Here is the current situation: I created a login.html page where I enter my username and password in a form. In my views.py I get the POST data and use the username and password to authenticate against my LDAP server (mechanism works). If the username/password is wrong, I am redirected back to the login page with an error message. Otherwise, I am redirected to a landing page where I will have a message like: "Hello Lastname, Firstname". I am able to get the first and last names from the LDAP query.

The problem:

When I go to the new view, i.e the landing page, I lose my authentication. When I trace request.user, I get the admin user I used while creating my Django project.

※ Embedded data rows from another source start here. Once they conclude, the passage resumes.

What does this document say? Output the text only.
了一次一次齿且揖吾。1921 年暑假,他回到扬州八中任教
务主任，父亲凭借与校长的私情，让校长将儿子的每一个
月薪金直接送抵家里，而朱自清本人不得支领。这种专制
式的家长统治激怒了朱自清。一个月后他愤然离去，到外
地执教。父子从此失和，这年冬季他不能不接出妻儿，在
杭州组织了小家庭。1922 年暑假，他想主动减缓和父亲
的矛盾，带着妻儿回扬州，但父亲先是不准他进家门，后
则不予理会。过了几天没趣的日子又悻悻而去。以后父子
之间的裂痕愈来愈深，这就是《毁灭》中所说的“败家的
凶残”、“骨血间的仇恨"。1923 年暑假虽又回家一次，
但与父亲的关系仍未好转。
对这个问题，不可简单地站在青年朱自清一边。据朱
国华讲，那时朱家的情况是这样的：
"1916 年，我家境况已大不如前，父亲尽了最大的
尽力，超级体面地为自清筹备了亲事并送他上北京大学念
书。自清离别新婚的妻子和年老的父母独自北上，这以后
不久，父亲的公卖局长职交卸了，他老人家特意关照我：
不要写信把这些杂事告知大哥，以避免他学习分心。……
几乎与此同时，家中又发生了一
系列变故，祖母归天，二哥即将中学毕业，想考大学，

I would expect the Django_auth ecosystem to do all this for me but maybe I am wrong.

I am not sure whether I should place the user in a session because I could not find anywhere on Google where people use Django's LDAP and Session together.

I would appreciate any help from the gurus out there.

Thanks.

Edit with actual code:

def login(request):
    error = False
    DN = 'None'
    user = 'None'
    user_attr = 'None'
    if request.method == 'POST': #if form has been submitted
        DN = request.POST['login']
        PWD = request.POST['password']
        DN_FULL_EMAIL = DN + '@'+user_domain+'.mysite.com'
        print 'DN_FULL_EMAIL', DN_FULL_EMAIL
        try:
            l = ldap.initialize('ldap://mysite.com:3268')
            print 'bind_res = ' , l.simple_bind_s(DN_FULL_EMAIL, PWD)
            BASE_DN = 'DC=eng,DC=mysite,DC=com'
            SCOPE = ldap.SCOPE_SUBTREE
            Filter = '(&(objectClass=person)(sAMAccountName='+DN+'*)(objectClass=organizationalPerson)(objectClass=user))'
            Attrs = ['displayName', 'employeeID'] #The only data we need

            r= l.search_ext(BASE_DN, SCOPE, Filter, Attrs)
            Type, user = l.result(r,10)
            if user :
                Name, Attrs = user[0]
                if hasattr(Attrs, 'has_key') and Attrs.has_key('displayName') and Attrs.has_key('employeeID'):
                    displayName = Attrs['displayName'][0]
                    WWID = Attrs['employeeID'][0]
                request.user = user
                user_attr = Attrs
                return HttpResponseRedirect('/', {  'user' : user,
                                                    'user_attr' : user_attr
                                                })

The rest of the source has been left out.